As I said, most of the novel's stock figures themes and stock figures are not original.  Evil nuns and nasty Jesuits were a well-established staple by this point.  Similarly, the Catholic priest who dies after converting to Protestantism appears to have been pioneered by Grace Kennedy in Father Clement (1823); Frances Trollope used this topos again in Father Eustace (1847).   Like many anti-Catholic texts, the novel serves as a Protestant religious manual, offering Biblical prooftexts (and some Catholic documents) in support of various evangelical doctrinal positions.  (Vernon's epistles cover the Biblical canon, Bible reading, church authority, papal authority, the Council of Trent, saints, images, masses for the dead, and, above all, free grace.)  Still, there are some occasional twists on old ideas, usually through parallelism.  While Verschoyle is reconverted in part through exposure to a Protestant Bible, Millicent is initially attracted to Catholicism by an exquisitely-decorated antique, an Italian Bible from 1471.  Significantly, "on its broad margins notes by an abbe had been added, more distinguished for the exquisite beauty of the penmanship than for the luminous expositions of the sacred volume" (52).  Aside from the questionable nature of the text, from a Protestant point of view (it's a Vulgate Bible, in Niccolò Malermi's translation), the Bible itself has literally been overwritten by scholarship, guaranteed to appeal to the intellectual Millicent's interests.  Moreover, the "exquisite beauty of the penmanship," which echoes the book's complicated and expensive binding, potentially distracts the reader from the text's true worth.  Thus, while Millicent theoretically exposes herself to "religion," she is actually contemplating something that comes much closer to a secular object of high art.  The novel also innovates on the evangelical "good death" scene: Verschoyle converts after a dying Catholic parishioner urges him to discover true faith, but both he and the parishioner miss the point.  The dying man has discovered the need for a "change of heart" after hearing "the Bible read in our own dear Irish" (94)--the operative term being "the Bible." This old man's peace, in other words, derives from the Bible, not the Catholic Church, but both he and Verschoyle mistakenly reverse that formulation.  Verschoyle's own death scene, then, with its explicit Biblical allusions, exemplifies proper deathbed testimony.
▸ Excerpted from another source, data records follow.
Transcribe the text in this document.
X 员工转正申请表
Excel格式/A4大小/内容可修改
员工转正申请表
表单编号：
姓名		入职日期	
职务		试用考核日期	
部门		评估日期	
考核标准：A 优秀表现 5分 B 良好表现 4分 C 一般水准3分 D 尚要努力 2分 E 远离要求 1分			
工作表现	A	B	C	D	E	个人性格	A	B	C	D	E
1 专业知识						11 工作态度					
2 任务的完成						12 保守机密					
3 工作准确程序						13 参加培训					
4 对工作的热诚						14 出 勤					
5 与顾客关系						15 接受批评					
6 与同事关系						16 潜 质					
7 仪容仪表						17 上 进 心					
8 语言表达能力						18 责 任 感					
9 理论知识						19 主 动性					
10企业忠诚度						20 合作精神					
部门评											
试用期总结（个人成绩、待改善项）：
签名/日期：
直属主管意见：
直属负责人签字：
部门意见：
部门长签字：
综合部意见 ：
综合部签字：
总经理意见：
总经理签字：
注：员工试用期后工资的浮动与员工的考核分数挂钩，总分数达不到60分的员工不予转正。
[1] In Hawkstone.  For a recent account of Sewell's anti-tolerationist (and anti-Evangelical) position, see Elizabeth Griffin, Anti-Catholicism and Nineteenth-Century Fiction (Cambridge: Cambridge UP, 2004), 69-78.

[2] The progress of their apparently lightning-fast courtship would be a little clearer if the person scanning the text had not skipped those couple of pages! (Ah, the joys of GoogleBooks.)  I'm going to have to get my hands on the missing pages at some point...

[2] Michael Wheeler discusses some rather more advanced debates about liberalism in The Old Enemies: Catholic and Protestant in Nineteenth-Century English Culture (Cambridge: Cambridge UP, 2006), 245-72.